Juracek claims that all images were taken from her book “Surfaces” for artists, designers, and architects. It was initially released in 1996 and came with a CD-ROM, which contained the photos. These images can only be used commercially if licensed. According to Juracek, Capcom never contacted her to buy rights for the photos.
She found out that the Japanese publisher took at least 80 photos from her book. They were used to create textures in Devil May Cry (2001), Resident Evil 4 (2005), and some other Capcom games.
The designer showed a shattered glass texture that Capcom used for the Resident Evil 4 logo. According to Juracek, she took this photo herself in Italy, and there is no way the company could reproduce it to the smallest detail.

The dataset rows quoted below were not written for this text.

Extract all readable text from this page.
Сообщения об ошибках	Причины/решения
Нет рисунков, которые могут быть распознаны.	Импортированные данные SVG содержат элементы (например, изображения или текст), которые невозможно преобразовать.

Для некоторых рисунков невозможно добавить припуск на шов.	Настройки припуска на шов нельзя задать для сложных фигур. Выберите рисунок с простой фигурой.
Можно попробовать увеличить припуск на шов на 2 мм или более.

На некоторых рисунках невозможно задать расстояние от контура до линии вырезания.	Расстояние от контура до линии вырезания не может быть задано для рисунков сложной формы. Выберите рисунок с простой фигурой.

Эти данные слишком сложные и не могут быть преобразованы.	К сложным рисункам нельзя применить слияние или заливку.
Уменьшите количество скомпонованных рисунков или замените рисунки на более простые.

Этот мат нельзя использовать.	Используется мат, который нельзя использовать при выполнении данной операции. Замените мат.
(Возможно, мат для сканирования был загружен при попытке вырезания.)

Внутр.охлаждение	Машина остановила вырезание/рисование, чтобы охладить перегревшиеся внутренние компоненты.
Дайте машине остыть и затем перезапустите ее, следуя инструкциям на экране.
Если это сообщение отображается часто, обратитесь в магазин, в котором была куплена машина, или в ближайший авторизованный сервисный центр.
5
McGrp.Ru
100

In the supporting case documents, she showed more than 200 examples of her photos being used by Capcom. The list includes textures of interiors, doors, sculpture elements, and other surfaces.
Juracek also uses some materials from the Capcom data leak that happened last November. She noticed that a metal texture from Resident Evil was named “ME009,” which is the exact same name that this photo had in her book.
The texture labeled “ME009″
The designer recalls a recent case when “Frankenstein’s Army” director Richard Raaphorst accused Capcom of stealing designs for some of the Resident Evil Village monsters from his movie.
Juracek is now suing the company for up to $12 million in damages, also asking to pay her between $2,500 and $2,500 for each used photo. According to Polygon, Capcom is “aware of the lawsuit” but has no further comment.